While Alfa's latest creation may seem to pin consumers between power and price, the Italians have hid something quite special under the 4C's bonnet. To date, carbon fiber monocoque chassis have been reserved for supercar manufactures because of the extreme cost associated with their creation.

A carbon fiber chassis is made by weaving strips of carbon strands into a sheet. The sheet of weaved carbon is then positioned along with more sheets into a mathematically determined position in the shape of the chassis. The molded sheets of carbon fiber are then placed into a large oven; this hardens the carbon and makes the chassis rigid.

Carbon fiber increases chassis rigidity and reduces weight significantly over aluminum and steel alternatives. Reducing the weight of a car improves everything: top speed, acceleration, handling, circuit speed, and of course your precious fuel consumption.

McLaren's comparison between their all-new MP4-12C's carbon fiber tub (left) and their original Formula 1 carbon fiber tub (right).


Alfa Romeo brings carbon fiber to a market sector that has yet to even hear a whisper of its inevitability. Unfortunately, the cost of production surrounding carbon fiber hasn't dropped as far as the Italians were hoping, and the 4C is now estimated to start at $86 thousand instead of the originally hoped $60 thousand arena; however, this does not stop carbon fiber's march toward affordability for the masses.
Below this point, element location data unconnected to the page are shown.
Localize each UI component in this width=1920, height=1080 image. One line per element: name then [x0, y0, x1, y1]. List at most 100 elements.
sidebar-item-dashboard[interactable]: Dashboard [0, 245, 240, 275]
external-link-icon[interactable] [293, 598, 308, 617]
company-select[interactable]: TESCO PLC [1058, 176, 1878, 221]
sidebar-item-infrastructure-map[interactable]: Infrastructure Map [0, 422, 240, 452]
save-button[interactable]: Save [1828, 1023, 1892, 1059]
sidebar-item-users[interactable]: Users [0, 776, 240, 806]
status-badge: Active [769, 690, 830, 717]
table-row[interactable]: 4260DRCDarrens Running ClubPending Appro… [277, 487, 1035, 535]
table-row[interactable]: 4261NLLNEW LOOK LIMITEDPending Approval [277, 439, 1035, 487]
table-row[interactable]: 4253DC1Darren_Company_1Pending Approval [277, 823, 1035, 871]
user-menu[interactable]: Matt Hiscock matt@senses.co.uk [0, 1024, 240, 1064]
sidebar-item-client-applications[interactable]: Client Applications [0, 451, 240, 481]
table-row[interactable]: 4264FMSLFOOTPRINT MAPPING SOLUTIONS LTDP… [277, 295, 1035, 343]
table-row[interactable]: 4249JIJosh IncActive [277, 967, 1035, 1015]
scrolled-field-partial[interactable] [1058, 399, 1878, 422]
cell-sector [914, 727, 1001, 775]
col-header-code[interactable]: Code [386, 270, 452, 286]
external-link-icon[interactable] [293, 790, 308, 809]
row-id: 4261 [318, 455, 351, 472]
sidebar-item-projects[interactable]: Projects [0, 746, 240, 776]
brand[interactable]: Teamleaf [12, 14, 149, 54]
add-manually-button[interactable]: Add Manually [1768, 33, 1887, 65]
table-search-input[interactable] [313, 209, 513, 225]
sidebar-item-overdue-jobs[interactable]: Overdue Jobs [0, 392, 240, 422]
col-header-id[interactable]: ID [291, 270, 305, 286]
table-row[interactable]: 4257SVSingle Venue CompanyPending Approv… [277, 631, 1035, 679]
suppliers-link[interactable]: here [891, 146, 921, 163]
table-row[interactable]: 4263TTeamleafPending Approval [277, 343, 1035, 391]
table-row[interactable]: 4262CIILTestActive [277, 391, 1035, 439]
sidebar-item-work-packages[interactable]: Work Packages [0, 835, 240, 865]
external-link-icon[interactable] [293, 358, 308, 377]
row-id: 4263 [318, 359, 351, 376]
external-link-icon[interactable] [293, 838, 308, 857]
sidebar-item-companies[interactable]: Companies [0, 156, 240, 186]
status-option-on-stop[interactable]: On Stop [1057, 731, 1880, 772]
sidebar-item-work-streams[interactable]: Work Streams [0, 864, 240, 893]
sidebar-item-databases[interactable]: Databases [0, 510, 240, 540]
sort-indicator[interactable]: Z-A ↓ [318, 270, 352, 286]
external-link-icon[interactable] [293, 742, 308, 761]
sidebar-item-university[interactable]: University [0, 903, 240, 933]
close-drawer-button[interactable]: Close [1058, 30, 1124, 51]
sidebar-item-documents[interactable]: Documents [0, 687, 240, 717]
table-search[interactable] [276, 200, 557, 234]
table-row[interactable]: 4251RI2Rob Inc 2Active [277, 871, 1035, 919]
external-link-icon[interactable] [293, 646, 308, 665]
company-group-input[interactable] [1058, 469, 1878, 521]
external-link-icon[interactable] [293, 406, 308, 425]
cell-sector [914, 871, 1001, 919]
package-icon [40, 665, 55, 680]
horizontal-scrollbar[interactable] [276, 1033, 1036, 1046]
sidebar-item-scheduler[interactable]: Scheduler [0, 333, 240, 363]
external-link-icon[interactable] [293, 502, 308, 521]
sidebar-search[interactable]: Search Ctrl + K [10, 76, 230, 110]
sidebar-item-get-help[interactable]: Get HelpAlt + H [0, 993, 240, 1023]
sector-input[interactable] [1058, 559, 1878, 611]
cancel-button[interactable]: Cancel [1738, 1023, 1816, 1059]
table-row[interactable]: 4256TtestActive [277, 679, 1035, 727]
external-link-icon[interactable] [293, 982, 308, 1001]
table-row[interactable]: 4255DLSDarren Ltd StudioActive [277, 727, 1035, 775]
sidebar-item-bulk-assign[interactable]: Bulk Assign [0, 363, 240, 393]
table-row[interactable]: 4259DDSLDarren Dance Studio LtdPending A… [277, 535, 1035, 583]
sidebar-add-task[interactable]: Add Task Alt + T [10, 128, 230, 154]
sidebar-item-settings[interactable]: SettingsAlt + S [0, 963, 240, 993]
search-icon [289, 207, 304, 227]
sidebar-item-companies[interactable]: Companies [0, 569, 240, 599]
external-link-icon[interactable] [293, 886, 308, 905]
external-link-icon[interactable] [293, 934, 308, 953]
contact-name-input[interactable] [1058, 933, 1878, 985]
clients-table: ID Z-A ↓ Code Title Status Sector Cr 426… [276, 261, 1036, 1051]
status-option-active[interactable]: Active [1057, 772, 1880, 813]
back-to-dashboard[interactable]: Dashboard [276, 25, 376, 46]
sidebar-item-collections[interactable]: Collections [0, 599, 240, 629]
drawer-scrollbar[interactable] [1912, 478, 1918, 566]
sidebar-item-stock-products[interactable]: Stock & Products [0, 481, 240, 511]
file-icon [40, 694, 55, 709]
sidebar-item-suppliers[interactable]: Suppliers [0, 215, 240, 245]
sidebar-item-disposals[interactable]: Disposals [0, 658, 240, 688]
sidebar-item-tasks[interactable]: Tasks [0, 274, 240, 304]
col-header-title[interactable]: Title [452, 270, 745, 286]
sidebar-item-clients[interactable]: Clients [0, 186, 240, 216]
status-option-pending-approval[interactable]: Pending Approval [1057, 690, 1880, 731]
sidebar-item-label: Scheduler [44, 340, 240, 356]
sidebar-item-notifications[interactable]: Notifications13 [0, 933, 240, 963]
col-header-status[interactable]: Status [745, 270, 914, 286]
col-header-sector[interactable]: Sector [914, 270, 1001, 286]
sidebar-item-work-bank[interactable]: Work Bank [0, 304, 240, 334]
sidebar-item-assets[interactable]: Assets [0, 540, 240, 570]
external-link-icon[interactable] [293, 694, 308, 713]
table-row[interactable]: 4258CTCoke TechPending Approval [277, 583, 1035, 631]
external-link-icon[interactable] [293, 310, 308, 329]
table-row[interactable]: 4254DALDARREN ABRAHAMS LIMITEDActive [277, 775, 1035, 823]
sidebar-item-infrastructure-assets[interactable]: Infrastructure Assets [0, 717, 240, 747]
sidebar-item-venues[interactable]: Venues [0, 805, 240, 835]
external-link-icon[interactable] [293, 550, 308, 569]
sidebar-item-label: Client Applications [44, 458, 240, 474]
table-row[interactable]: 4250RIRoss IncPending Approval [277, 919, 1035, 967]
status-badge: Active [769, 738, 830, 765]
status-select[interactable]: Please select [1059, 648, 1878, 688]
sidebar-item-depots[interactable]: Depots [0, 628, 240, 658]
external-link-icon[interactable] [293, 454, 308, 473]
Alfa Romeo and Maserati's continued and increased production of the material will create a technological push toward reducing the costs and efficiency of creating carbon fiber, not just by the Fiat subsidiaries, but also by their competitors eager to introduce carbon fiber structures into their own sub-supercar performance cars.

Maserati workers preparing the Alfa Romeo 4C's chassis.

Alfa Romeo's newest sportscar will break down the synonymous association carbon fiber has with supercars and begin in lowering the costs of production so that the Formula 1 spec super material can finally reach the mouths of the average consumer. In 10 years or less, we will see our favorite $25,000 sports cars implementing carbon fiber structures (Miata anyone?), and in 20 years time, we may even see our not-so-favorite-eco-friendly-sedans start using carbon fiber in an attempt to save precious gasoline.